8 . The wellbore flow control device of claim 1, wherein the gate valve assembly
is further configured to divert fluid flow away from the flow restricting
assembly and directly into the interior of the wellbore pipe.
DM
9 . A wellbore flow control device comprising :
a sliding sleeve assembly that is in fluid flow communication with a
first flow pathway upstream of the sliding sleeve assembly, the sliding sleeve
assembly and the first fluid flow pathway being located on the exterior of a
wellbore pipe; and
a flow restricting assembly that is in fluid flow communication with the
sliding sleeve assembly via a second flow pathway, the flow restricting
assembly and the second flow pathway being located on the exterior of the
wellbore pipe;
wherein the flow restricting assembly is in fluid flow
communication with the interior of the wellbore pipe.

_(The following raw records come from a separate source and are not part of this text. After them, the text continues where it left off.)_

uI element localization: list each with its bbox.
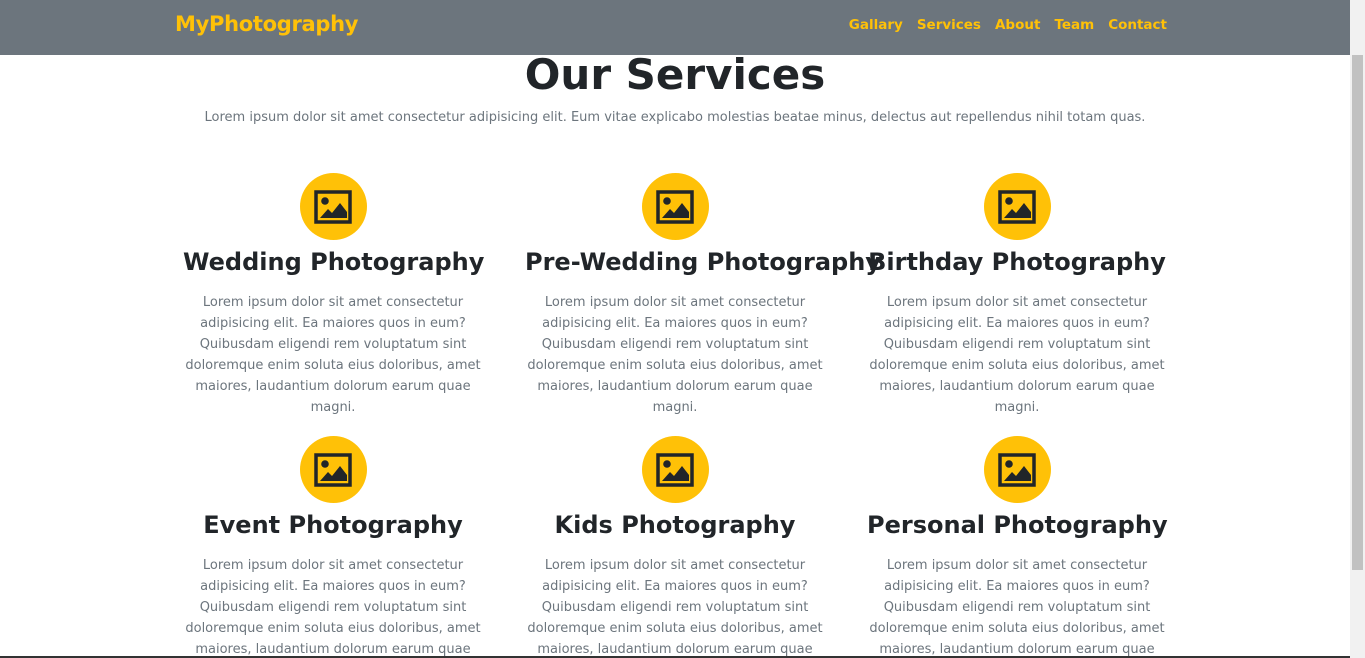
image-icon <box>641 436 709 503</box>
service-title: Pre-Wedding Photography <box>525 248 881 276</box>
service-title: Personal Photography <box>867 511 1168 539</box>
service-description: Lorem ipsum dolor sit amet consectetur a… <box>527 295 823 415</box>
nav-link-services[interactable]: Services <box>917 17 981 33</box>
nav-link-gallary[interactable]: Gallary <box>849 17 903 33</box>
service-card-birthday: Birthday Photography Lorem ipsum dolor s… <box>867 173 1167 418</box>
vertical-scrollbar[interactable] <box>1350 0 1365 658</box>
nav-links: Gallary Services About Team Contact <box>849 17 1167 33</box>
service-description: Lorem ipsum dolor sit amet consectetur a… <box>869 295 1165 415</box>
scrollbar-thumb[interactable] <box>1352 55 1363 570</box>
service-card-kids: Kids Photography Lorem ipsum dolor sit a… <box>525 436 825 658</box>
navbar: MyPhotography Gallary Services About Tea… <box>0 0 1350 55</box>
nav-link-team[interactable]: Team <box>1054 17 1094 33</box>
image-icon <box>983 436 1051 503</box>
service-description: Lorem ipsum dolor sit amet consectetur a… <box>869 558 1165 657</box>
service-card-wedding: Wedding Photography Lorem ipsum dolor si… <box>183 173 485 418</box>
nav-link-contact[interactable]: Contact <box>1108 17 1167 33</box>
service-description: Lorem ipsum dolor sit amet consectetur a… <box>527 558 823 657</box>
service-card-event: Event Photography Lorem ipsum dolor sit … <box>183 436 483 658</box>
service-description: Lorem ipsum dolor sit amet consectetur a… <box>185 558 481 657</box>
nav-link-about[interactable]: About <box>995 17 1040 33</box>
image-icon <box>983 173 1051 240</box>
service-card-personal: Personal Photography Lorem ipsum dolor s… <box>867 436 1168 658</box>
section-title: Our Services <box>524 50 826 99</box>
image-icon <box>299 436 367 503</box>
service-title: Wedding Photography <box>183 248 485 276</box>
service-title: Birthday Photography <box>868 248 1166 276</box>
service-card-pre-wedding: Pre-Wedding Photography Lorem ipsum dolo… <box>525 173 881 418</box>
image-icon <box>299 173 367 240</box>
section-subtitle: Lorem ipsum dolor sit amet consectetur a… <box>204 110 1146 125</box>
brand-logo[interactable]: MyPhotography <box>175 12 358 36</box>
service-title: Event Photography <box>203 511 463 539</box>
service-description: Lorem ipsum dolor sit amet consectetur a… <box>185 295 481 415</box>
service-title: Kids Photography <box>554 511 796 539</box>
image-icon <box>641 173 709 240</box>
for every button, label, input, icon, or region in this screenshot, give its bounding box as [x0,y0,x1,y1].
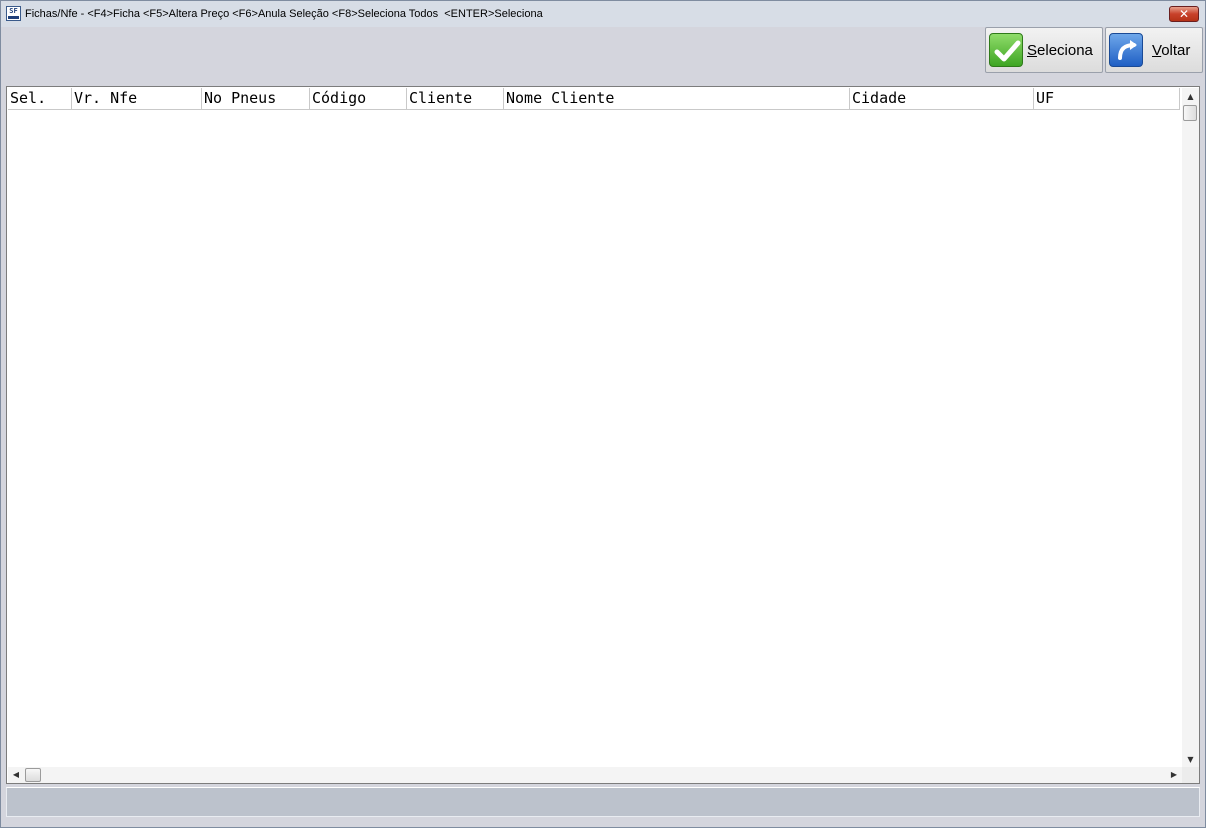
scroll-down-icon[interactable]: ▼ [1182,751,1199,768]
voltar-label: Voltar [1152,42,1191,59]
close-button[interactable]: ✕ [1169,6,1199,22]
voltar-button[interactable]: Voltar [1105,27,1203,73]
column-header-nome-cliente[interactable]: Nome Cliente [504,88,850,109]
grid-header: Sel. Vr. Nfe No Pneus Código Cliente Nom… [8,88,1180,110]
return-arrow-icon [1109,33,1143,67]
seleciona-button[interactable]: Seleciona [985,27,1103,73]
column-header-no-pneus[interactable]: No Pneus [202,88,310,109]
close-icon: ✕ [1178,7,1190,21]
title-bar[interactable]: SF Fichas/Nfe - <F4>Ficha <F5>Altera Pre… [1,1,1205,27]
column-header-uf[interactable]: UF [1034,88,1180,109]
scroll-right-icon[interactable]: ▶ [1166,767,1182,783]
seleciona-label: Seleciona [1027,42,1093,59]
horizontal-scroll-thumb[interactable] [25,768,41,782]
column-header-cidade[interactable]: Cidade [850,88,1034,109]
column-header-codigo[interactable]: Código [310,88,407,109]
main-window: SF Fichas/Nfe - <F4>Ficha <F5>Altera Pre… [0,0,1206,828]
vertical-scroll-thumb[interactable] [1183,105,1197,121]
status-bar [6,787,1200,817]
scrollbar-corner [1182,767,1199,783]
column-header-sel[interactable]: Sel. [8,88,72,109]
scroll-up-icon[interactable]: ▲ [1182,88,1199,105]
column-header-cliente[interactable]: Cliente [407,88,504,109]
scroll-left-icon[interactable]: ◀ [8,767,24,783]
vertical-scrollbar[interactable]: ▲ ▼ [1182,88,1199,768]
checkmark-icon [989,33,1023,67]
column-header-vr-nfe[interactable]: Vr. Nfe [72,88,202,109]
fichas-grid[interactable]: Sel. Vr. Nfe No Pneus Código Cliente Nom… [6,86,1200,784]
app-logo-icon[interactable]: SF [6,6,21,21]
window-title: Fichas/Nfe - <F4>Ficha <F5>Altera Preço … [25,8,543,20]
horizontal-scrollbar[interactable]: ◀ ▶ [8,767,1182,783]
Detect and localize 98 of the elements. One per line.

10. The wellbore flow control device of claim 9, wherein the flow restricting
assembly comprises a structure selected from the group consisting of an
autonomous inflow control device, a non-autonomous inflow control device,
tubing, a nozzle, a port, a tortuous path, and any combination thereof.
11. The wellbore flow control device of claim 9, further comprising :
a well screen that is in fluid flow communication with the sliding sleeve
assembly via the first flow pathway.
12. The wellbore flow control device of claim 9, wherein the sliding sleeve
assembly is further configured to divert fluid flow away from the flow
restricting assembly and directly into the interior of the wellbore pipe.
13. The wellbore flow control device of claim 9, further comprising :
a housing for the sliding sleeve assembly and the flow restricting
assembly that is operatively coupled to the wellbore pipe.
14. A method comprising :
installing a wellbore pipe in an uncompleted wellbore;
wherein the wellbore pipe comprises at least one wellbore flow
control device on its exterior, each wellbore flow control device comprising a
sliding sleeve assembly that is in fluid flow communication with a flow
restricting assembly, and the flow restricting assembly being in fluid flow
communication with the interior of the wellbore pipe.
DM
15. The method of claim 14, further comprising :
opening the sliding sleeve assembly of at least some of the wellbore
flow control devices, such that a formation fluid flows through each flow
restricting assembly that is in fluid flow communication with each opened
sliding sleeve assembly and into the interior of the wellbore pipe; and
producing the formation fluid from the wellbore pipe.
16. The method of claim 14, further comprising :
closing the sliding sleeve assembly of at least some of the wellbore
flow control devices to isolate a subterranean zone.
17. The method of claim 16, further comprising :
opening the sliding sleeve assembly of the wellbore flow control
devices in at least some of the subterranean zones that were not isolated,
such that a formation fluid flows through the flow restricting assembly that is
in fluid flow communication with each opened sliding sleeve assembly and
into the interior of the wellbore pipe; and
producing the formation fluid from the wellbore pipe.
18. The method of claim 14, wherein the flow restricting assembly comprises a
structure selected from the group consisting of an autonomous inflow control
device, a non-autonomous inflow control device, tubing, a nozzle, a port, a
tortuous path, and any combination thereof.
19. The method of claim 14, wherein each wellbore flow control device further
comprises a well screen that is in fluid flow communication with the sliding
sleeve assembly via a first flow pathway.
20. The method of claim 19, wherein the sliding sleeve assembly, when open,
bridges between the first flow pathway and a second flow pathway leading to
the flow restricting assembly.
21. The method of claim 14, wherein the sliding sleeve assembly is further
configured t o divert fluid flow away from the flow restricting assembly and
directly into the interior of the wellbore pipe.
22. The method of claim 14, further comprising :
producing a formation fluid from the subterranean formation.